30 mars 2025
IV Dimanche de Carême Année C
Lc 15, 1-3.11-32
Au centre de la parabole racontée dans la liturgie d'aujourd'hui (Lc 15, 1-3.11-32), la célèbre parabole du Père miséricordieux ou du Fils prodigue, se trouve une maison, où un père vit avec ses deux fils.
Comme clé d'entrée dans ce passage, nous partons d'une phrase que nous trouvons presque à la fin du récit, où nous découvrons que le fils aîné « s'indigna et ne voulut pas entrer » (Lc 15,28).
Il y a donc une maison où un fils a du mal à entrer et préfère rester dehors.
Nous découvrons d'ailleurs que non seulement le fils aîné, mais aussi le plus jeune a des problèmes avec cette maison : lui aussi est dehors. Il a demandé à son père sa part d'héritage et il est parti (« le plus jeune rassembla tout ce qu'il avait et partit pour un pays lointain » - Lc 15,13). On ne sait rien de l'endroit où il est allé, si ce n'est que ce lieu est loin de la maison.

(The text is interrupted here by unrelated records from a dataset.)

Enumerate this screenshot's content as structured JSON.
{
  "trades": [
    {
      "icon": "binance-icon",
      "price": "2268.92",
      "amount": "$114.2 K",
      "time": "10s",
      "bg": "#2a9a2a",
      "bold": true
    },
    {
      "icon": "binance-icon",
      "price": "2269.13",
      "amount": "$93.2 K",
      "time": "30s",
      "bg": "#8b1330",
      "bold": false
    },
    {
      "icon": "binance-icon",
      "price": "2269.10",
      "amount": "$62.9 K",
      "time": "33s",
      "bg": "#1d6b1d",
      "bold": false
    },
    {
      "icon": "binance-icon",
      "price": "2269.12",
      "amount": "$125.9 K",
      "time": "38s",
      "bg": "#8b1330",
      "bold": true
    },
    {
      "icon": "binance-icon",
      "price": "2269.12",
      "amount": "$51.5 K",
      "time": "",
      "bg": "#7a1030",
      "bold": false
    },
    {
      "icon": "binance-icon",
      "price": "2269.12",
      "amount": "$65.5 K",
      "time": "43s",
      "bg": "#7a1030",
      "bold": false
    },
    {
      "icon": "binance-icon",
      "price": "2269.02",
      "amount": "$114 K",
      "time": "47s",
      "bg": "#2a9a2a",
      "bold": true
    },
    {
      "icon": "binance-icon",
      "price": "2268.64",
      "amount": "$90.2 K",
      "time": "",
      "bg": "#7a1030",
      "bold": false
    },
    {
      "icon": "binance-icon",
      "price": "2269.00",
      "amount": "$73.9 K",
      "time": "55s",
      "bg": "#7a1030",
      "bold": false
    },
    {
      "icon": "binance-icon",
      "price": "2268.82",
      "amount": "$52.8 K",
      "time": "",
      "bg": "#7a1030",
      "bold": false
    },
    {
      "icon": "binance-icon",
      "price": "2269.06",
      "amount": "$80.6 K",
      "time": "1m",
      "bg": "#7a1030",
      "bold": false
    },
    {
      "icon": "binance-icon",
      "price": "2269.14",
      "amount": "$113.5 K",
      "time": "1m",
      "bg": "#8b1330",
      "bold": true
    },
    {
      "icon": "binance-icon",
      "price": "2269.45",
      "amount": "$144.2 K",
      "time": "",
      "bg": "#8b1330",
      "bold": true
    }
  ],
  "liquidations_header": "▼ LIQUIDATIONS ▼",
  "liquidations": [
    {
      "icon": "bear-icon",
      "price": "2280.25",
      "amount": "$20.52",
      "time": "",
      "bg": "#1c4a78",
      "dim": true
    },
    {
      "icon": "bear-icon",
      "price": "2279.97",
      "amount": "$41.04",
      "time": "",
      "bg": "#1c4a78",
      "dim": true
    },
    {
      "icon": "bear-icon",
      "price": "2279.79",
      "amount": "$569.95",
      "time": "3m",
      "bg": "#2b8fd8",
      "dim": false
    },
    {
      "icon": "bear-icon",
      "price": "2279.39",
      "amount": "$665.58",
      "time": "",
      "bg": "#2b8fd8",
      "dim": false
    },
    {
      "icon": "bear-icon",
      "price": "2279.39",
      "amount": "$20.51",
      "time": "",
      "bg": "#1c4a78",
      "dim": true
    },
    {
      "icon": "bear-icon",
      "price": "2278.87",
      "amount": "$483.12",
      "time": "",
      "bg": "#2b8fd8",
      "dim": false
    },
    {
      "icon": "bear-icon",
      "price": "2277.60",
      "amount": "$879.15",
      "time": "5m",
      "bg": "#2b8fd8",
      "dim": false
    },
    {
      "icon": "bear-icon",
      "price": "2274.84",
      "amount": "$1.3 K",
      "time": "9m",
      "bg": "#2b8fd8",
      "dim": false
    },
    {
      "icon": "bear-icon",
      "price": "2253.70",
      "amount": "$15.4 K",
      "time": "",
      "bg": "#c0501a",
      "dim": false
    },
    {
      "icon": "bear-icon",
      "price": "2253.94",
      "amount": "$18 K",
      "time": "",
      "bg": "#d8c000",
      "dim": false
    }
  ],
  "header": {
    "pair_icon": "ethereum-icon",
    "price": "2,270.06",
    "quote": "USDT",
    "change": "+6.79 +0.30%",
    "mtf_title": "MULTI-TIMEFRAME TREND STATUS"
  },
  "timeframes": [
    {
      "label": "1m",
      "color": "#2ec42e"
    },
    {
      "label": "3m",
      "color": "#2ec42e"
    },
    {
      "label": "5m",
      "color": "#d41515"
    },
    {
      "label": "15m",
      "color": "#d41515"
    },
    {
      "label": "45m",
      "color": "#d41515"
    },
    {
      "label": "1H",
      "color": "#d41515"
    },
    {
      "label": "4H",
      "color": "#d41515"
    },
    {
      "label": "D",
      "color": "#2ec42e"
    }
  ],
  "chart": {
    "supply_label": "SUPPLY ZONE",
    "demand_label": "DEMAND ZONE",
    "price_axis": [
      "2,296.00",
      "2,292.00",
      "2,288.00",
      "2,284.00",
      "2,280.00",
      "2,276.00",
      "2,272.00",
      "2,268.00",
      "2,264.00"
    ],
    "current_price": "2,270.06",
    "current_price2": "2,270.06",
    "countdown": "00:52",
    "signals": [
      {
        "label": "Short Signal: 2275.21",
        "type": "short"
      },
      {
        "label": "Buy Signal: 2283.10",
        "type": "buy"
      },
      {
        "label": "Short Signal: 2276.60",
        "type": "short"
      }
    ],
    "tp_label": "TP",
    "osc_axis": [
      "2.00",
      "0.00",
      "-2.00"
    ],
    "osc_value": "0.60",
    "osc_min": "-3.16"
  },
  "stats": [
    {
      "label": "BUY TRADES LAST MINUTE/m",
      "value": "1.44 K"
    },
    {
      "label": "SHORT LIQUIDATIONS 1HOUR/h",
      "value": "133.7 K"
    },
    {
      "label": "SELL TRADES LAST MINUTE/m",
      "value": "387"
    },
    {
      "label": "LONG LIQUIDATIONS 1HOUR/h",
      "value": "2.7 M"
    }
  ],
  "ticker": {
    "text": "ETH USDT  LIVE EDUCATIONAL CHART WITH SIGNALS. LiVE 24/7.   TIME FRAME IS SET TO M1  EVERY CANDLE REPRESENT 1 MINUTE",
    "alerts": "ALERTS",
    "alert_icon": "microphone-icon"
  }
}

Et l'on sait aussi qu'une fois parti au loin, le fils cadet n'a pas trouvé de maison (« Il alla s’engager auprès d’un habitant de ce pays,
qui l’envoya dans ses champs garder les porcs » - Lc 15,15).
Les deux frères, très différents l'un de l'autre, ont au moins ceci en commun : ils luttent pour entrer dans la maison.
Le premier semble s'éloigner par besoin d'autonomie, à la recherche d'une liberté sans attaches ni liens. Mais à la fin, lorsqu'il se retrouve seul avec son échec, il trouve un autre obstacle sur le chemin du retour, bien résumé dans cette pensée qui l'habite : « Je ne suis plus digne » (Lc 15,19.21). Je ne suis plus digne d'être appelé fils, je ne suis plus digne d'être dans cette maison que comme salarié, comme serviteur. Le fils cadet pense donc qu'il ne peut plus entrer dans la maison parce qu'il n'en est pas digne.
L'aîné, au contraire, se sent digne d'entrer dans la maison, mais il ne veut pas vivre dans une maison où se trouve son frère qu'il considère également comme indigne d'y être (« quand ton fils que voilà est revenu après avoir dévoré ton bien avec des prostituées, tu as fait tuer pour lui le veau gras ! » - Lc 15,30).
Il y a donc une belle maison, grande, accueillante, riche, mais il semble qu'aucun des fils ne soit capable d'y vivre.
La solution de ce problème est le père qui, pour faire entrer ses fils dans la maison, sort lui-même pour les inviter, pour les supplier d'entrer.
Il sort pour son fils cadet, qu'il n'a jamais cessé d'attendre. Il sort plein de joie, avec un amour qui ne fait pas de calculs, qui ne pèse pas les erreurs qu'il a commises et qui ne culpabilise personne. Il ne l'attend pas dans la maison, mais se déplace, court vers lui, et le revêt immédiatement de cette dignité de fils, que le temps de la distance n'a pu en aucun cas effacer (« Comme il était encore loin,
son père l’aperçut et fut saisi de compassion ; il courut se jeter à son cou et le couvrit de baisers. » - 15,20).
Mais il va aussi chercher son fils aîné, lui demandant avec insistance de se joindre au festin (« Son père sortit le supplier » - 15.28). Mais ce fils aussi est loin : loin d'avoir compris la beauté d'un amour qui l'a rendu riche sans avoir rien à conquérir, sans avoir rien à mériter.
Deux fils, tous deux éloignés de la maison, tous deux rappelés. C'est tout simplement l'image de notre vie, de l'histoire de chaque homme.
Nous sommes tous des enfants. Et si souvent nous avons du mal à nous laisser aimer, à nous laisser aimer par Dieu et par nos frères et sœurs, ce n'est pas à cause de ce que nous savons faire, mais à cause du simple fait que nous sommes des enfants.
C'est pourquoi Dieu entreprend son propre voyage, son propre chemin, il part lui-même à notre recherche et nous ramène à la maison.
Ce qui veut dire, concrètement, que Dieu accepte de se perdre dans nos distances pour nous rejoindre, là où nous sommes. Il envoie son Fils, Jésus, pour qu'il devienne notre compagnon de route, et il descend avec nous dans nos abîmes.
Dieu le fait avec l'espoir que cet amour sans mesure nous convaincra de notre dignité indestructible de fils, donnée également à chacun sans distinction, comme un festin ouvert à tous, un banquet de noces auquel nous reviendrons toujours.